When it comes to comparing 3D virtual tours VS Google Street View Virtual Tour, you may have thought that it’s likely some kind of a 3D model. It is one of the most common mistakes I get asked about. Most people don’t know the difference between 3D virtual tours and what is in fact a 2D virtual tour.
2D vs 3D Virtual Tours
Just because you can move around inside a virtual tour does not mean it’s 3D. And it’s not that they could not move around in a 3D virtual tour nor that 3D virtual tours don’t exist. They do. Remember that the “D” is for dimension. And unless you add in information about distance from you or depth of field as it’s known in photography parlance, then it’s not 3D.
Almost all virtual tours are shot using a single point of view from the camera. That is what makes it 2D. If a virtual tour was in fact 3D, it would require two camera lenses set apart about the same distance our eyes are on our faces. Then, you would be able to get the effect that we have naturally in being to judge distance and depth perception.
Here’s the really cool thing. Our brains are so good at guessing how far two objects are from each other, even with only 2 dimensions. That’s why we really don’t need 3D to still feel sufficiently immersed in an image.
To get a bit more technical (and it’s OK if you skip this part if you’re not interested), the world of 3D is a far more complex place to recreate. The big difference is that you have to deal with an effect called parallax.
So what’s parallax? The best way to describe parallax is by simply looking at an object relatively close to you where you can also see something else clearly behind it at some distance. Now try covering one of your eyes with your hand and then shift your hand over to cover the other eye. Did you notice that it’s as if things in your field of view were moving? Did you also notice that what you were seeing in the background changed when you shifted from one eye covered to the other? That is parallax.
Now imagine trying to recreate that effect with a camera. Or should I say, either a 3D camera which would in fact be 2 cameras, spaced similarly to your eyes?
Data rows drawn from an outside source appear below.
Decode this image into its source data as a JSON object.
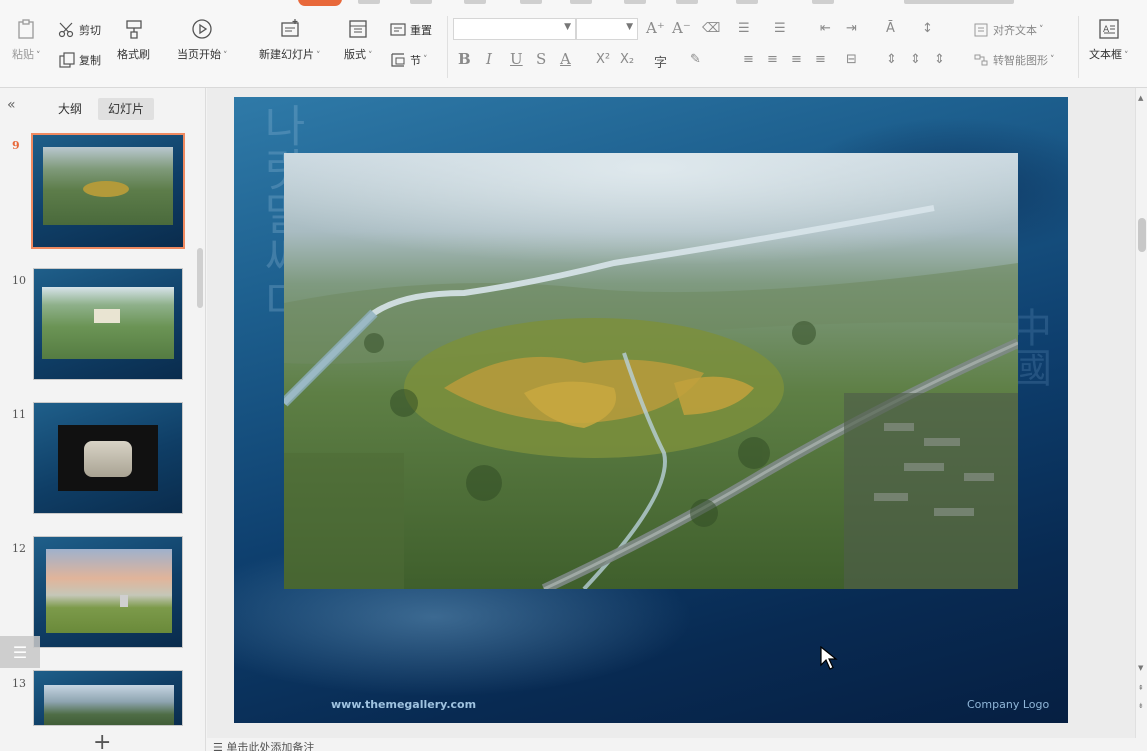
{
  "ribbon": {
    "paste_label": "粘贴",
    "cut_label": "剪切",
    "copy_label": "复制",
    "format_painter_label": "格式刷",
    "from_current_label": "当页开始",
    "new_slide_label": "新建幻灯片",
    "layout_label": "版式",
    "section_label": "节",
    "reset_label": "重置",
    "align_text_label": "对齐文本",
    "smartart_label": "转智能图形",
    "textbox_label": "文本框",
    "accent_color": "#e8683a"
  },
  "left_panel": {
    "tabs": [
      {
        "label": "大纲",
        "active": false
      },
      {
        "label": "幻灯片",
        "active": true
      }
    ],
    "thumbnails": [
      {
        "number": "9",
        "selected": true
      },
      {
        "number": "10",
        "selected": false
      },
      {
        "number": "11",
        "selected": false
      },
      {
        "number": "12",
        "selected": false
      },
      {
        "number": "13",
        "selected": false
      }
    ]
  },
  "slide": {
    "footer_left": "www.themegallery.com",
    "footer_right": "Company Logo",
    "watermark_glyphs": "나랏말싸미",
    "watermark_glyphs_right": "中國"
  },
  "status": {
    "notes_placeholder": "单击此处添加备注"
  }
}
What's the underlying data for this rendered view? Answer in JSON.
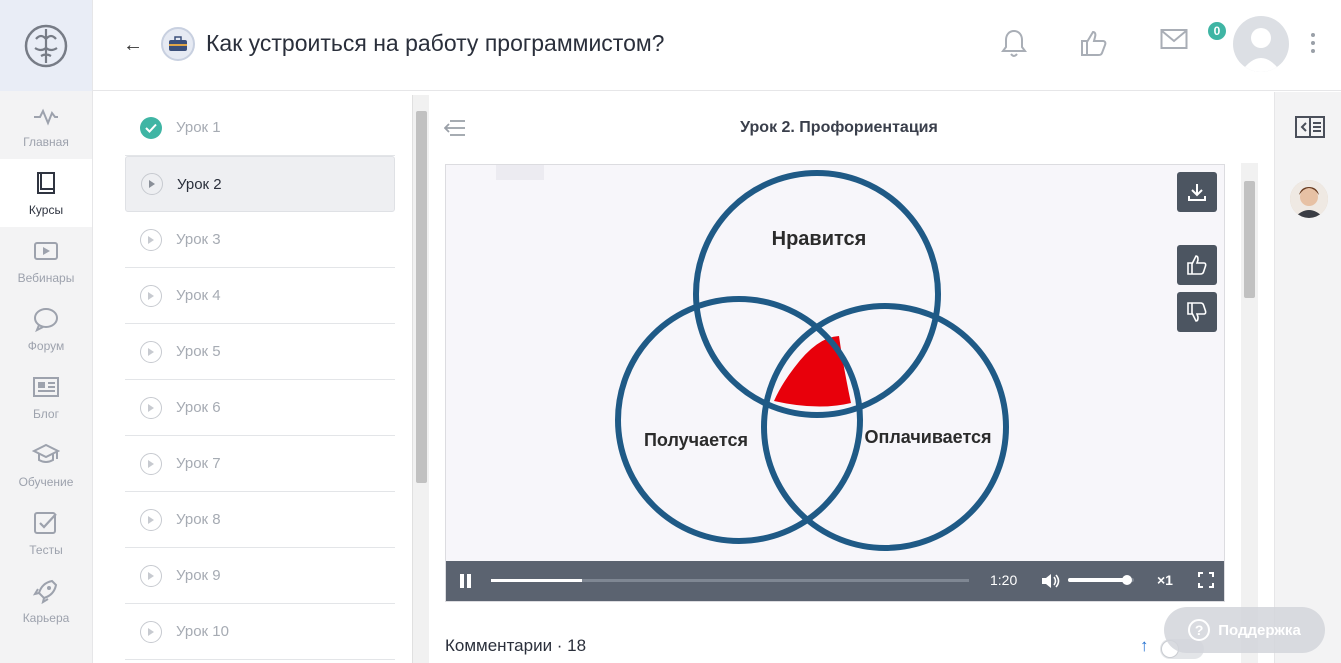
{
  "header": {
    "title": "Как устроиться на работу программистом?",
    "likes_badge": "0"
  },
  "nav": {
    "items": [
      {
        "label": "Главная",
        "icon": "pulse-icon"
      },
      {
        "label": "Курсы",
        "icon": "book-icon",
        "active": true
      },
      {
        "label": "Вебинары",
        "icon": "video-icon"
      },
      {
        "label": "Форум",
        "icon": "chat-icon"
      },
      {
        "label": "Блог",
        "icon": "newspaper-icon"
      },
      {
        "label": "Обучение",
        "icon": "graduation-cap-icon"
      },
      {
        "label": "Тесты",
        "icon": "checkbox-icon"
      },
      {
        "label": "Карьера",
        "icon": "rocket-icon"
      }
    ]
  },
  "lessons": [
    {
      "label": "Урок 1",
      "status": "done"
    },
    {
      "label": "Урок 2",
      "status": "active"
    },
    {
      "label": "Урок 3",
      "status": "pending"
    },
    {
      "label": "Урок 4",
      "status": "pending"
    },
    {
      "label": "Урок 5",
      "status": "pending"
    },
    {
      "label": "Урок 6",
      "status": "pending"
    },
    {
      "label": "Урок 7",
      "status": "pending"
    },
    {
      "label": "Урок 8",
      "status": "pending"
    },
    {
      "label": "Урок 9",
      "status": "pending"
    },
    {
      "label": "Урок 10",
      "status": "pending"
    }
  ],
  "main": {
    "lesson_title": "Урок 2. Профориентация",
    "video": {
      "diagram_labels": {
        "top": "Нравится",
        "left": "Получается",
        "right": "Оплачивается"
      },
      "time": "1:20",
      "speed": "×1",
      "progress": 0.19,
      "volume": 0.9
    },
    "comments_label": "Комментарии · 18"
  },
  "support_label": "Поддержка",
  "colors": {
    "accent": "#3fb5a4",
    "circle": "#1f5a86",
    "highlight": "#e8000b",
    "controls": "#5b6370"
  }
}
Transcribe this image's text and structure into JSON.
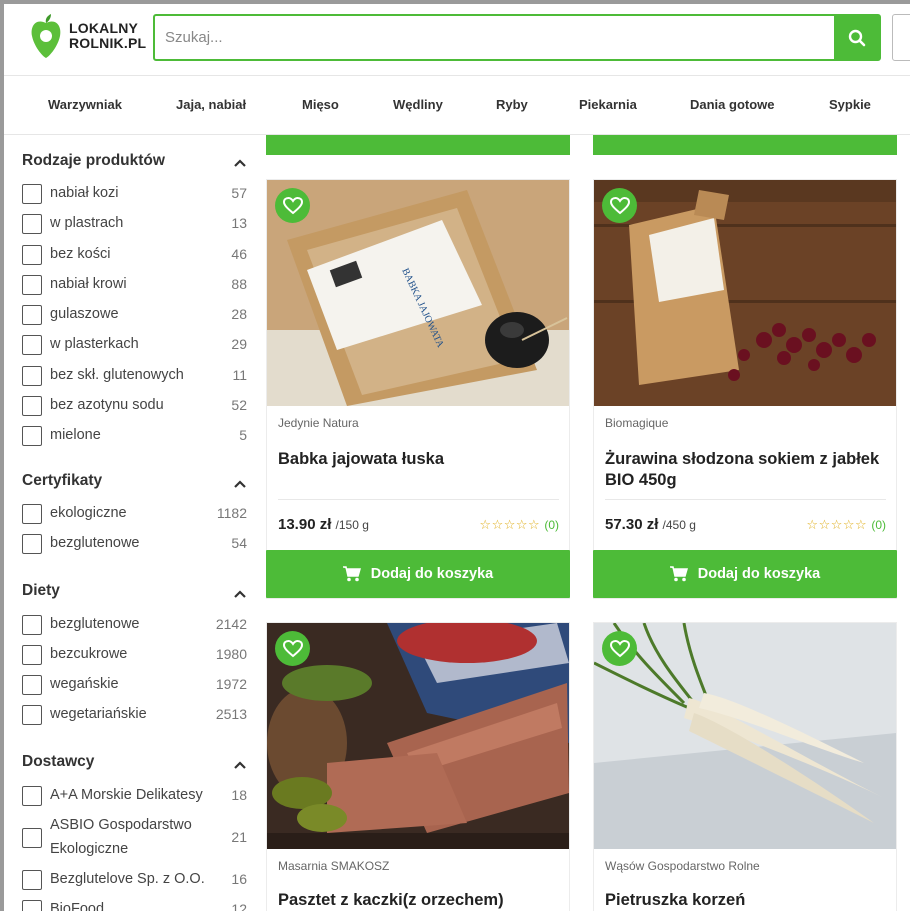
{
  "header": {
    "logo_line1": "LOKALNY",
    "logo_line2": "ROLNIK.PL",
    "search_placeholder": "Szukaj...",
    "brand_color": "#4dbb38"
  },
  "nav": {
    "items": [
      "Warzywniak",
      "Jaja, nabiał",
      "Mięso",
      "Wędliny",
      "Ryby",
      "Piekarnia",
      "Dania gotowe",
      "Sypkie"
    ]
  },
  "filters": {
    "groups": [
      {
        "title": "Rodzaje produktów",
        "options": [
          {
            "label": "nabiał kozi",
            "count": "57"
          },
          {
            "label": "w plastrach",
            "count": "13"
          },
          {
            "label": "bez kości",
            "count": "46"
          },
          {
            "label": "nabiał krowi",
            "count": "88"
          },
          {
            "label": "gulaszowe",
            "count": "28"
          },
          {
            "label": "w plasterkach",
            "count": "29"
          },
          {
            "label": "bez skł. glutenowych",
            "count": "11"
          },
          {
            "label": "bez azotynu sodu",
            "count": "52"
          },
          {
            "label": "mielone",
            "count": "5"
          }
        ]
      },
      {
        "title": "Certyfikaty",
        "options": [
          {
            "label": "ekologiczne",
            "count": "1182"
          },
          {
            "label": "bezglutenowe",
            "count": "54"
          }
        ]
      },
      {
        "title": "Diety",
        "options": [
          {
            "label": "bezglutenowe",
            "count": "2142"
          },
          {
            "label": "bezcukrowe",
            "count": "1980"
          },
          {
            "label": "wegańskie",
            "count": "1972"
          },
          {
            "label": "wegetariańskie",
            "count": "2513"
          }
        ]
      },
      {
        "title": "Dostawcy",
        "options": [
          {
            "label": "A+A Morskie Delikatesy",
            "count": "18"
          },
          {
            "label": "ASBIO Gospodarstwo Ekologiczne",
            "count": "21"
          },
          {
            "label": "Bezglutelove Sp. z O.O.",
            "count": "16"
          },
          {
            "label": "BioFood",
            "count": "12"
          }
        ]
      }
    ]
  },
  "products": [
    {
      "producer": "Jedynie Natura",
      "name": "Babka jajowata łuska",
      "price": "13.90 zł",
      "unit": "/150 g",
      "stars": "☆☆☆☆☆",
      "rating_count": "(0)",
      "cart_label": "Dodaj do koszyka",
      "image": "bag-of-psyllium-husk"
    },
    {
      "producer": "Biomagique",
      "name": "Żurawina słodzona sokiem z jabłek BIO 450g",
      "price": "57.30 zł",
      "unit": "/450 g",
      "stars": "☆☆☆☆☆",
      "rating_count": "(0)",
      "cart_label": "Dodaj do koszyka",
      "image": "bag-of-dried-cranberries"
    },
    {
      "producer": "Masarnia SMAKOSZ",
      "name": "Pasztet z kaczki(z orzechem)",
      "image": "sliced-pate"
    },
    {
      "producer": "Wąsów Gospodarstwo Rolne",
      "name": "Pietruszka korzeń",
      "image": "parsley-roots"
    }
  ]
}
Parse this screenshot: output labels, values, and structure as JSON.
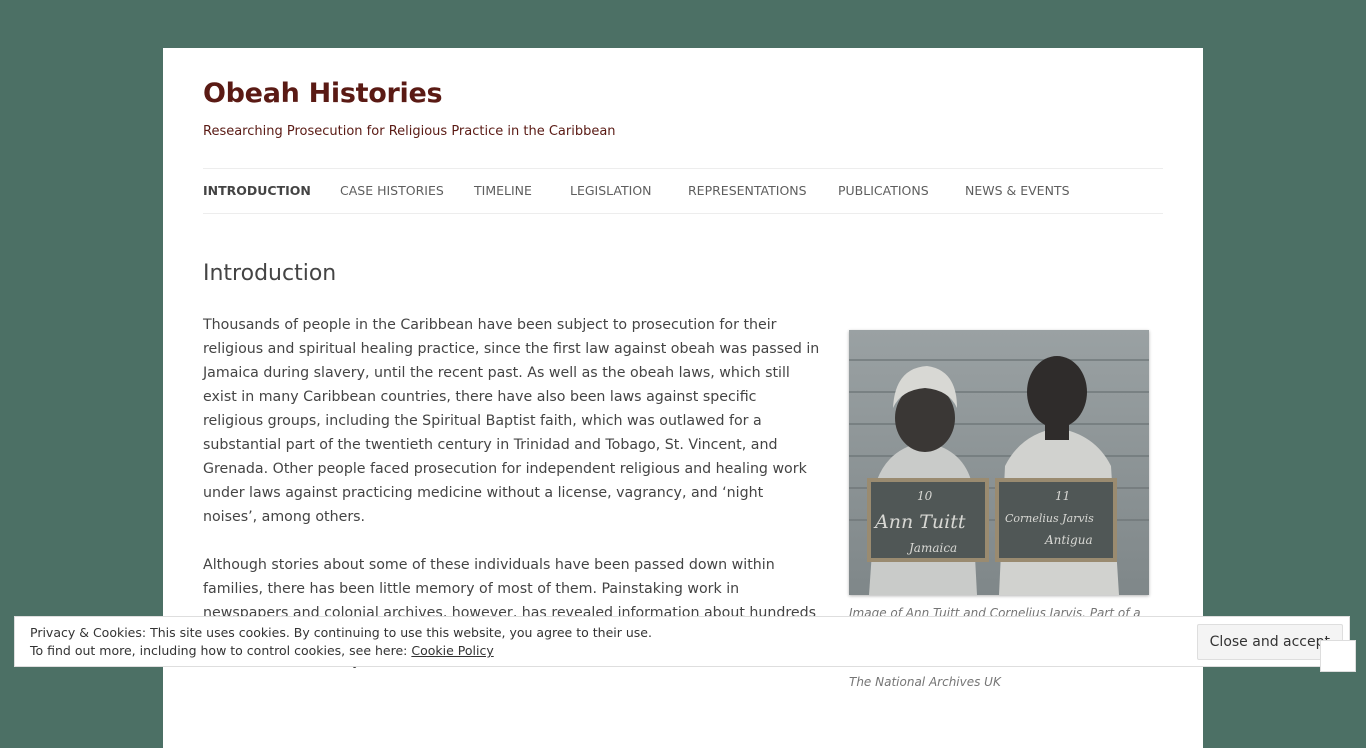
{
  "site": {
    "title": "Obeah Histories",
    "description": "Researching Prosecution for Religious Practice in the Caribbean"
  },
  "nav": {
    "items": [
      {
        "label": "Introduction",
        "active": true
      },
      {
        "label": "Case Histories",
        "active": false
      },
      {
        "label": "Timeline",
        "active": false
      },
      {
        "label": "Legislation",
        "active": false
      },
      {
        "label": "Representations",
        "active": false
      },
      {
        "label": "Publications",
        "active": false
      },
      {
        "label": "News & Events",
        "active": false
      }
    ]
  },
  "main": {
    "heading": "Introduction",
    "paragraphs": [
      "Thousands of people in the Caribbean have been subject to prosecution for their religious and  spiritual healing practice, since the first law against obeah was passed in Jamaica during slav­ery, until the recent past. As well as the obeah laws, which still exist in many Caribbean coun­tries, there have also been laws against specific religious groups, including the Spiritual Baptist faith, which was outlawed for a substantial part of the twentieth century in Trinidad and Tobago, St. Vincent, and Grenada. Other people faced prosecution for independent religious and healing work under laws against practicing medicine without a license, vagrancy, and ‘night noises’, among others.",
      "Although stories about some of these individuals have been passed down within families, there has been little memory of most of them. Painstaking work in newspapers and colonial archives, however, has revealed information about hundreds of people who were prosecuted for crimes relating to religion between the eighteenth and twentieth century. This website tells"
    ]
  },
  "figure": {
    "caption": "Image of Ann Tuitt and Cornelius Jarvis. Part of a larger",
    "caption_tail": "The National Archives UK",
    "slate_left": {
      "number": "10",
      "name": "Ann Tuitt",
      "place": "Jamaica"
    },
    "slate_right": {
      "number": "11",
      "name": "Cornelius Jarvis",
      "place": "Antigua"
    }
  },
  "cookie": {
    "line1": "Privacy & Cookies: This site uses cookies. By continuing to use this website, you agree to their use.",
    "line2_prefix": "To find out more, including how to control cookies, see here: ",
    "link_label": "Cookie Policy",
    "button_label": "Close and accept"
  },
  "colors": {
    "background": "#4c7065",
    "title": "#5a1a14"
  }
}
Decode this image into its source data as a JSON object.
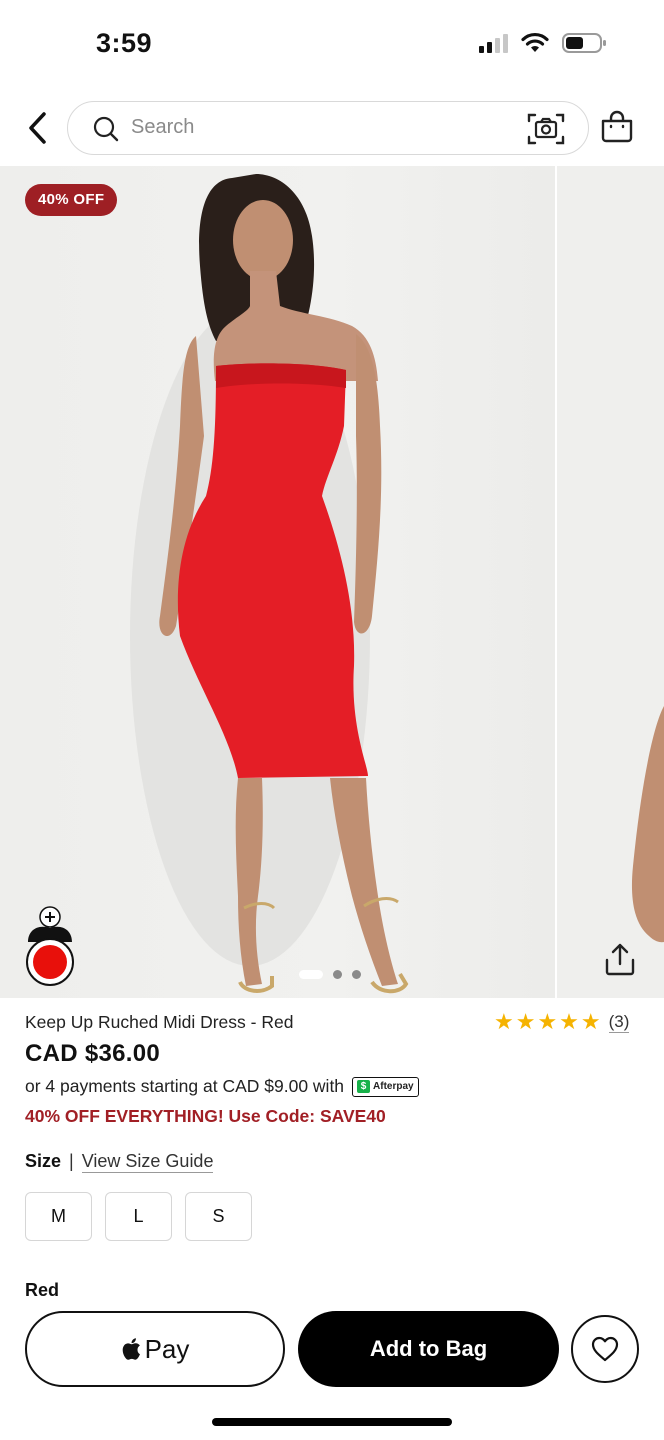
{
  "status_bar": {
    "time": "3:59"
  },
  "header": {
    "search_placeholder": "Search",
    "icons": [
      "chevron-left-icon",
      "search-icon",
      "camera-scan-icon",
      "shopping-bag-icon"
    ]
  },
  "gallery": {
    "badge": "40% OFF",
    "active_slide": 1,
    "slide_count": 3,
    "colors": {
      "dress": "#e41e26",
      "badge": "#9e1f24"
    }
  },
  "product": {
    "name": "Keep Up Ruched Midi Dress - Red",
    "rating_stars": "★★★★★",
    "rating_value": 5,
    "review_count": "(3)",
    "price": "CAD $36.00",
    "installments": "or 4 payments starting at CAD $9.00 with",
    "afterpay_label": "Afterpay",
    "promo": "40% OFF EVERYTHING! Use Code: SAVE40",
    "promo_color": "#a11f25"
  },
  "size": {
    "label": "Size",
    "separator": "|",
    "guide_link": "View Size Guide",
    "options": [
      "M",
      "L",
      "S"
    ]
  },
  "color": {
    "label": "Red"
  },
  "actions": {
    "apple_pay_label": "Pay",
    "add_to_bag_label": "Add to Bag"
  }
}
That’s the basic image capture that would be needed to create 3D. The next challenge is to imagine that everything you’ve just seen has to be published. So that means doubling all the content. That means a lot more information you have to download whatever you are looking at. It also means that the effect is only able to be recreated properly if you are wearing a VR headset.
Desktop vs Mobile virtual tours
So much for just showing a virtual tour on your desktop, right? And what if you’re using a mobile device and the signal is slow or poor over the internet so you then have a really unpredictable experience.
It’s not that I don’t like 3D. I do. It’s really amazing and yes, it is more immersive than a simple 2D virtual tour. But when you take into consideration all the technical issues that may make it hard to show, it doesn’t make sense, at least not yet. Maybe someday when we all can have guaranteed solid high-speed internet connections, maybe then it may be worthwhile, as long as you’re willing to pay for all the extra time it takes for content creators to do all the extra work in capturing and publishing the images.
Focus on value and user experience with Google Street View
For now, let’s keep it simple, affordable and easy to consume. Google Street View is all 2D and we’re not disappointed for the most part with that experience. It works. We get to see what we need to learn more about the places we may go to.
You’ll notice that I didn’t address the video in this article. That’s a separate issue but also another common misconception about what a virtual tour is and requires a bit more to describe virtual tour hosting.
In the meantime, remember, when talking about a virtual tour, it’s not likely ever to be 3D. 2D for the most part is the better choice anyway.